It has been a tough few weeks in parenting. I had sought the Lord’s guidance many times and still had obstacles I couldn’t overcome. I made many mistakes and was unsure of what the real heart issues were behind the behavior….Brian and I talked about each and every area that was concerning to me about the kids…individually and how they are doing together…what a comfort he is to me! He helps me understand them (and myself) and I feel so blessed to have such a great partner in parenting!!! The kids have always filled him up…and there have been moments of course…but I love his heart for children and parenting. It truly is our most wonderful joy and blessing together.

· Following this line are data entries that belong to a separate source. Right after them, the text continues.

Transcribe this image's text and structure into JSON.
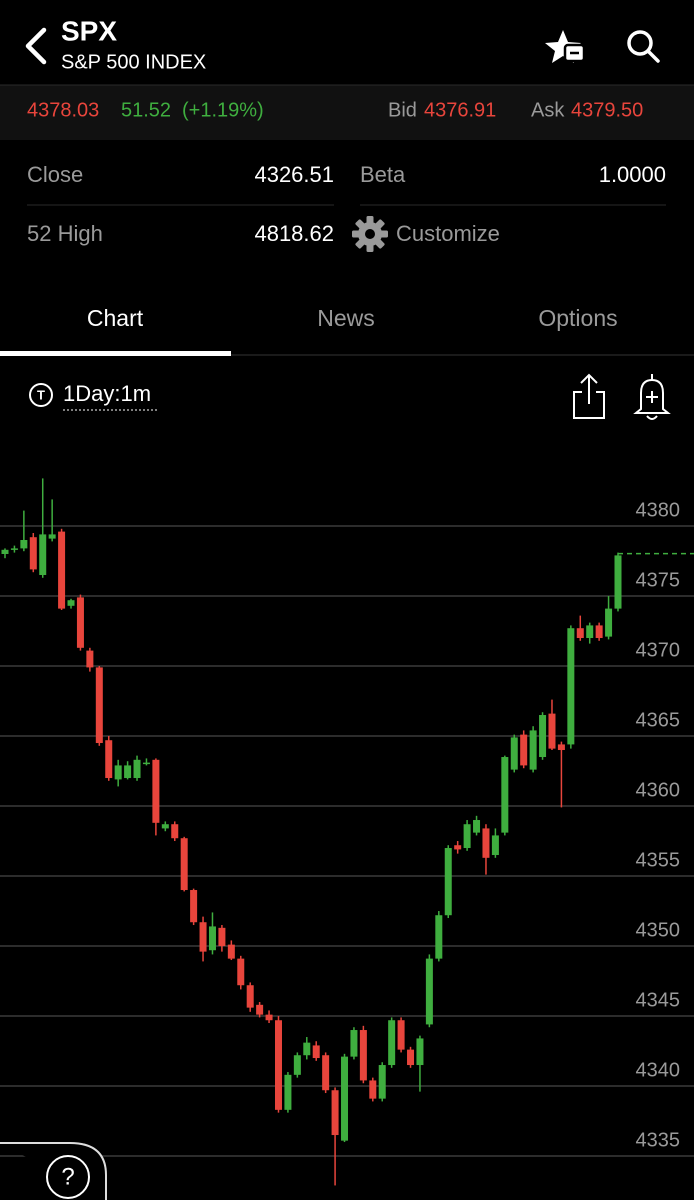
{
  "header": {
    "title": "SPX",
    "subtitle": "S&P 500 INDEX"
  },
  "quote": {
    "last": "4378.03",
    "change": "51.52",
    "change_pct": "(+1.19%)",
    "bid_label": "Bid",
    "bid": "4376.91",
    "ask_label": "Ask",
    "ask": "4379.50"
  },
  "stats": [
    {
      "label": "Close",
      "value": "4326.51"
    },
    {
      "label": "Beta",
      "value": "1.0000"
    },
    {
      "label": "52 High",
      "value": "4818.62"
    }
  ],
  "customize": "Customize",
  "tabs": [
    "Chart",
    "News",
    "Options"
  ],
  "toolbar": {
    "period": "1Day:1m"
  },
  "help": "?",
  "chart_data": {
    "type": "candlestick",
    "up_color": "#3fae3f",
    "down_color": "#e8453c",
    "grid": true,
    "ylim": [
      4331.86,
      4384
    ],
    "yticks": [
      4335,
      4340,
      4345,
      4350,
      4355,
      4360,
      4365,
      4370,
      4375,
      4380
    ],
    "open": [
      4378.0,
      4378.3,
      4378.4,
      4379.2,
      4376.5,
      4379.1,
      4379.6,
      4374.3,
      4374.9,
      4371.1,
      4369.9,
      4364.7,
      4361.9,
      4362.0,
      4362.0,
      4363.0,
      4363.3,
      4358.4,
      4358.7,
      4357.7,
      4354.0,
      4351.7,
      4349.7,
      4351.3,
      4350.1,
      4349.1,
      4347.2,
      4345.8,
      4345.1,
      4344.7,
      4338.3,
      4340.8,
      4342.2,
      4342.9,
      4342.2,
      4339.7,
      4336.1,
      4342.1,
      4344.0,
      4340.4,
      4339.1,
      4341.5,
      4344.7,
      4342.6,
      4341.5,
      4344.4,
      4349.1,
      4352.2,
      4357.2,
      4357.0,
      4358.1,
      4358.4,
      4356.5,
      4358.1,
      4362.6,
      4365.1,
      4362.6,
      4363.5,
      4366.6,
      4364.4,
      4364.4,
      4372.7,
      4372.0,
      4372.9,
      4372.1,
      4374.1
    ],
    "high": [
      4378.4,
      4378.6,
      4381.1,
      4379.5,
      4383.4,
      4381.9,
      4379.8,
      4374.8,
      4375.1,
      4371.3,
      4370.0,
      4365.0,
      4363.3,
      4363.2,
      4363.6,
      4363.4,
      4363.4,
      4358.9,
      4358.9,
      4357.8,
      4354.1,
      4352.1,
      4352.4,
      4351.5,
      4350.4,
      4349.3,
      4347.4,
      4346.0,
      4345.4,
      4345.0,
      4341.0,
      4342.4,
      4343.5,
      4343.2,
      4342.4,
      4339.9,
      4342.3,
      4344.2,
      4344.3,
      4340.6,
      4341.7,
      4344.9,
      4344.9,
      4342.8,
      4343.6,
      4349.4,
      4352.5,
      4357.2,
      4357.5,
      4359.0,
      4359.3,
      4358.7,
      4358.4,
      4363.6,
      4365.1,
      4365.4,
      4365.7,
      4366.7,
      4367.6,
      4364.6,
      4372.9,
      4373.6,
      4373.1,
      4373.1,
      4375.0,
      4378.1
    ],
    "low": [
      4377.7,
      4378.1,
      4378.2,
      4376.7,
      4376.3,
      4378.9,
      4374.0,
      4374.1,
      4371.1,
      4369.6,
      4364.3,
      4361.8,
      4361.4,
      4361.9,
      4361.8,
      4362.9,
      4357.9,
      4358.2,
      4357.5,
      4353.9,
      4351.5,
      4348.9,
      4349.4,
      4349.6,
      4349.0,
      4346.9,
      4345.3,
      4344.9,
      4344.5,
      4338.1,
      4338.1,
      4340.6,
      4341.9,
      4341.8,
      4339.5,
      4332.9,
      4336.0,
      4341.9,
      4340.2,
      4338.9,
      4338.9,
      4341.3,
      4342.4,
      4341.3,
      4339.6,
      4344.2,
      4348.9,
      4352.0,
      4356.6,
      4356.8,
      4357.9,
      4355.1,
      4356.3,
      4357.9,
      4362.4,
      4362.7,
      4362.4,
      4363.3,
      4364.0,
      4359.9,
      4364.1,
      4371.8,
      4371.6,
      4371.8,
      4371.9,
      4373.9
    ],
    "close": [
      4378.3,
      4378.4,
      4379.0,
      4376.9,
      4379.4,
      4379.4,
      4374.1,
      4374.7,
      4371.3,
      4369.9,
      4364.5,
      4362.0,
      4362.9,
      4362.9,
      4363.3,
      4363.1,
      4358.8,
      4358.7,
      4357.7,
      4354.0,
      4351.7,
      4349.6,
      4351.4,
      4350.0,
      4349.1,
      4347.2,
      4345.6,
      4345.1,
      4344.7,
      4338.3,
      4340.8,
      4342.2,
      4343.1,
      4342.0,
      4339.7,
      4336.5,
      4342.1,
      4344.0,
      4340.4,
      4339.1,
      4341.5,
      4344.7,
      4342.6,
      4341.5,
      4343.4,
      4349.1,
      4352.2,
      4357.0,
      4356.9,
      4358.7,
      4359.0,
      4356.3,
      4357.9,
      4363.5,
      4364.9,
      4362.9,
      4365.4,
      4366.5,
      4364.1,
      4364.0,
      4372.7,
      4372.0,
      4372.9,
      4372.0,
      4374.1,
      4377.9
    ]
  }
}
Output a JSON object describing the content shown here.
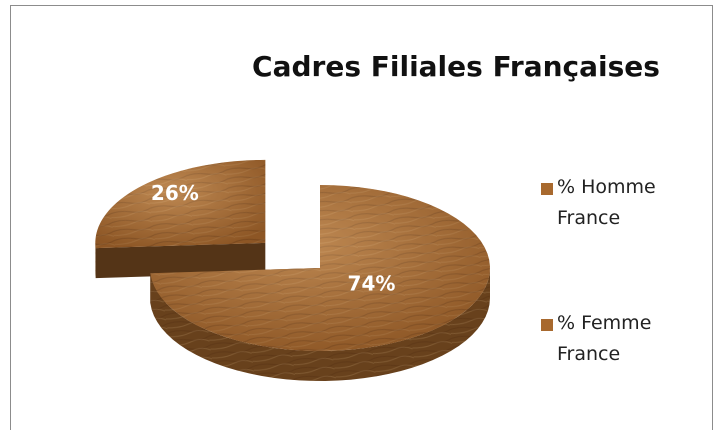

The Lord has shown me something that has been a challenge for me for quite some time…which things do I let go and which things do I address? This is not a challenge for me when they are mostly being good listeners! But, when I see so many things that are not pleasing or good…..I get overwhelmed and don’t know what to do. God showed me how He parents me. He showed me which things He has pressed upon me, which things He has focused on with me over time, and showed me a lot of things He let go too. I prayed that the Lord would show me which things needed to be immediately addressed, which things needed to be gently addressed over time, and which things to altogether let go (and give to Him). And then I asked Him to give me His love for my sweet children and wholehearted satisfaction with where they are right now. Help me see them as amazing kids all the time, Lord. This is my desire. I know He will show me what to do. I don’t want to overwhelm my littles ones and that is just what I am probably doing lately. Give me your expectations for them, Jesus, so that my expectations are your expectations…because you know exactly what they are capable of doing and when 🙂
I am praising God that He is a Father and Mother and so much more…and He is our ready help in parenting. I am excited to find my peace in Him and rely on Him even more in parenting.